I just had to get through this, and then I could get the hell out of Chicago and start over somewhere hundreds of miles away. For the first time since I moved here, Chicago felt completely alien to me.
Even so, I was still waiting for the thought of leaving to feel like the right decision.
Instead of stopping at the assistant’s desk, we moved on down the hall to another conference room. She opened the door and motioned for me to go in ahead of her. But when I walked in, instead of following, she closed the door behind me, leaving me alone.
Or not alone.
She left me with Bennett.
It felt like my stomach evaporated and my chest sank into the hollow space. He stood at the wall of windows at the far side of the room, wearing a navy suit and the deep purple tie I got him for Christmas, holding a thick folder. His eyes were dark and unreadable.
“Hi.” His voice broke on the single syllable.
I swallowed, looking away to the wall and begging my emotions to stay bottled up. Being away from Bennett had been hell. More times a day than I could count, I would fantasize about going back to Ryan Media, or watching him walk into my new cubicle Officer and a Gentleman–style, or seeing him show up at my door with a La Perla bag hanging from a long, teasing finger.
But I wasn’t expecting to see him here, and after not seeing him for so long, even that one crooked syllable almost wrecked me. I’d missed his voice, his snark, his lips, and his hands. I’d missed the way he watched me, the way he waited for me first, the way I could tell he had started to love me.
Bennett was here. And he looked terrible.
He’d lost weight, and although he was neatly dressed and clean-shaven, his clothes hung all wrong on his tall frame. He looked like he hadn’t slept in weeks. I knew that feeling. Dark circles were carved beneath his eyes, and gone was the trademark smirk. In its place was a mouth fixed in a flat line. The fire I’d always assumed was just ingrained in his expression was completely extinguished.
“What are you doing here?” I asked.
He lifted a hand and ran it through his hair, completely ruining the pathetic styling job he’d attempted, and my heart twisted at the familiar disarray. “I’m here to tell you that you are a f**king idiot for leaving Ryan Media.”
My jaw dropped at his tone, and a familiar surge of adrenaline heated my veins. “I was an idiot about a lot of things. Thanks for coming.
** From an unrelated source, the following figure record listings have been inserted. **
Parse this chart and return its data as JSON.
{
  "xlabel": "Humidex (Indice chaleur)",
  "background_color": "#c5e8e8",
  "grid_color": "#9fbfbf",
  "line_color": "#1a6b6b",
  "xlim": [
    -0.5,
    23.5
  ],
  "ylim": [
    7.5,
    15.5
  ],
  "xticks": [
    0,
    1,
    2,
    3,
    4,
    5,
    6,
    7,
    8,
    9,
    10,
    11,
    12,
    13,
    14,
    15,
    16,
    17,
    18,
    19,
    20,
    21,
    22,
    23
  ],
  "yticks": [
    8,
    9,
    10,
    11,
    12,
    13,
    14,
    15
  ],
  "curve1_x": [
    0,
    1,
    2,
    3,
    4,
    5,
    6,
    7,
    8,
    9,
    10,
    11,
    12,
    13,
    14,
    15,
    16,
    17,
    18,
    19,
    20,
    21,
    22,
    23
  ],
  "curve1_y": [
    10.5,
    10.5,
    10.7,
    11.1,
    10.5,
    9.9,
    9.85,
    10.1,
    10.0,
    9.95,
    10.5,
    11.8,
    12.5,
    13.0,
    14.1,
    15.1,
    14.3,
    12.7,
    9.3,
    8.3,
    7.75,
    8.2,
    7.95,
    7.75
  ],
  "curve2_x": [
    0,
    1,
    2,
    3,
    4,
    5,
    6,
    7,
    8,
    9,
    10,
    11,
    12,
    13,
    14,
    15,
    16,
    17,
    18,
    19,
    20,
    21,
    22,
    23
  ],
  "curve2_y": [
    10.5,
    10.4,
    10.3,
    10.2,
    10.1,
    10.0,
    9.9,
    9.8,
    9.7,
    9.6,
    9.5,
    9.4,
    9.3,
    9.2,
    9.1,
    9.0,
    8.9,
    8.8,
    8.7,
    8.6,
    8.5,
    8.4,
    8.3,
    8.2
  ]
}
Fun reunion.” I turned to leave.
“Wait,” he said, his voice low and demanding. Old instincts kicked in and I stopped, turning back to him. He’d taken a few steps closer. “We were both idiots, Chloe.”
“On that we agree. You’re right to say you worked hard to mentor me. I learned my idiocy from the biggest idiot of all. Any good stuff I learned from your father.”
That one seemed to hit home and he winced, taking a step back. I’d had a million emotions in the past few months: plenty of anger, some regret, frequent guilt, and a steady hum of self-righteous pride, but I realized what I’d just said wasn’t fair, and I immediately regretted it. He had pushed me, even if he didn’t always mean to, and for that I owed him something.